Many other people have reported a wide range of deeply unpleasant symptoms following pepper consumption, none of which seem worth it just to say you’ve eaten a super-hot pepper. One writer for Bon Appetit ate three Carolina Reapers in 21.85 seconds and spent the next 14 hours in agony as his digestive system enacted its vengence. Another reporter, this time from a British newspaper, ate a burger with sauce hotter than pepper spray and promptly lost the feeling in his hands, had severe stomach pain, and started hyperventilating. Then he went to the hospital.
Eat Carolina Reapers at your own risk, people.
It seems that the unfortunate man in the BMJ case study got lucky. The capsaicin somehow caused his blood vessels to spasm, which made his headaches crop up repeatedly over the course of a few days, but then they died down. The authors note that there was one other case study in which a 25-year-old male got vasospasms in his heart (prompting a heart attack) after taking cayenne pepper pills, so it seems capsaicin can indeed have aftershocks. The sudden changes our 34-year-old was experiencing in his blood vessels were causing the pain, but once the pepper had been fully flushed from his system he was fine.

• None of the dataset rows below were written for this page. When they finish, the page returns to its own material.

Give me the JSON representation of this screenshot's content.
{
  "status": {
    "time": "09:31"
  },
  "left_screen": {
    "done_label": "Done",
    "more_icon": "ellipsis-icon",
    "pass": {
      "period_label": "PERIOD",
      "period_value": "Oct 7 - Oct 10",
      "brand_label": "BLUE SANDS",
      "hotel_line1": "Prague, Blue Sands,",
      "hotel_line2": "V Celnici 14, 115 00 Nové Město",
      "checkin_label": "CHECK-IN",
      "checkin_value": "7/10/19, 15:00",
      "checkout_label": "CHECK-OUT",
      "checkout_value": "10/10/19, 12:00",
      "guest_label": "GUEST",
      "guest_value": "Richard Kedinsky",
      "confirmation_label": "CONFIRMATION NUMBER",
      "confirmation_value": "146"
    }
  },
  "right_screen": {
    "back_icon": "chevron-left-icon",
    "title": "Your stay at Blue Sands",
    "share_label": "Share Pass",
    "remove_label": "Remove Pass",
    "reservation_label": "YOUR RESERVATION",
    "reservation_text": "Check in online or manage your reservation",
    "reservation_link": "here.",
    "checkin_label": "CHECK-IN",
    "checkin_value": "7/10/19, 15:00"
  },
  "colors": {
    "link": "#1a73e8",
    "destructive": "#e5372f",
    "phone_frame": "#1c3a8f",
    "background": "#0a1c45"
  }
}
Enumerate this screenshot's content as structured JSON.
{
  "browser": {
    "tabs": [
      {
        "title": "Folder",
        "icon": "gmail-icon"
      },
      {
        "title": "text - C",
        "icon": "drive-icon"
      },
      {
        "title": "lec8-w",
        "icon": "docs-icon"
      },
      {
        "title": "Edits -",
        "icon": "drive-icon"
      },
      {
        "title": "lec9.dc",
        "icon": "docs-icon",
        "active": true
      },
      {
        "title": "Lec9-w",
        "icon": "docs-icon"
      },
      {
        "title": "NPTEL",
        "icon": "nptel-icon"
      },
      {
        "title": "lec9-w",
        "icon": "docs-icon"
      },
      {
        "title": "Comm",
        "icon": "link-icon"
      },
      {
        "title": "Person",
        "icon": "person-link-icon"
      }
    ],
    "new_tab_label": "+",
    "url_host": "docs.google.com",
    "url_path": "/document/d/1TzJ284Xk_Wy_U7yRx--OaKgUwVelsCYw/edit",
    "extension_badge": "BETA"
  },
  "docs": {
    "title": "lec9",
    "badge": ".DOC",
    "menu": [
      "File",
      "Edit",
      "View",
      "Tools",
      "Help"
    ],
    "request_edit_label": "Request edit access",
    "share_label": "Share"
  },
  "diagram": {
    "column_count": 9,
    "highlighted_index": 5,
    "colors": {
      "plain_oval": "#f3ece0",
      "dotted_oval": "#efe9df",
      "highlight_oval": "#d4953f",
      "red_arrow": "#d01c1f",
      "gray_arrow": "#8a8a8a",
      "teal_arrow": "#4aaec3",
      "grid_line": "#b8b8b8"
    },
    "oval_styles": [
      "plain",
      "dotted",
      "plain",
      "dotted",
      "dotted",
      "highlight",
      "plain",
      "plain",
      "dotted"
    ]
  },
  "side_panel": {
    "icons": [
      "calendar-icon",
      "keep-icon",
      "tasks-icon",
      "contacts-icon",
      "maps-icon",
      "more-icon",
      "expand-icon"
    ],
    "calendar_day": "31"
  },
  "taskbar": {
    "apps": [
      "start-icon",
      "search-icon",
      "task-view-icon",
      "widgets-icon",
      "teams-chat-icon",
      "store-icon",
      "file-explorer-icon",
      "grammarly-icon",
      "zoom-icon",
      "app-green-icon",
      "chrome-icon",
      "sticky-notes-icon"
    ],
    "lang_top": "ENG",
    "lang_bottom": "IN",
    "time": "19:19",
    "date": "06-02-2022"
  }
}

Despite this man’s survival, our best advice should you ever be challenged to eat a Carolina Reaper is to not do it. Or do—who are we to judge your masochism? If you’re into that kind of thing, at least have a jug of milk or carton of yogurt nearby. Dairy products contain casein, which is able to bind to those same TRPV1 receptors and thereby block some of the effects of capsaicin. Plus it can wash the spice away. Capsaicin isn’t water-soluble, so rinsing your mouth and hands with water won’t help. You need fats, like the ones in milk, to flush away the pain. Pair that pepper with a dollop of sour cream and you’ll feel a lot better.
And you can at least rest assured that you’re unlikely to die from eating a chili—you may just feel like you want to.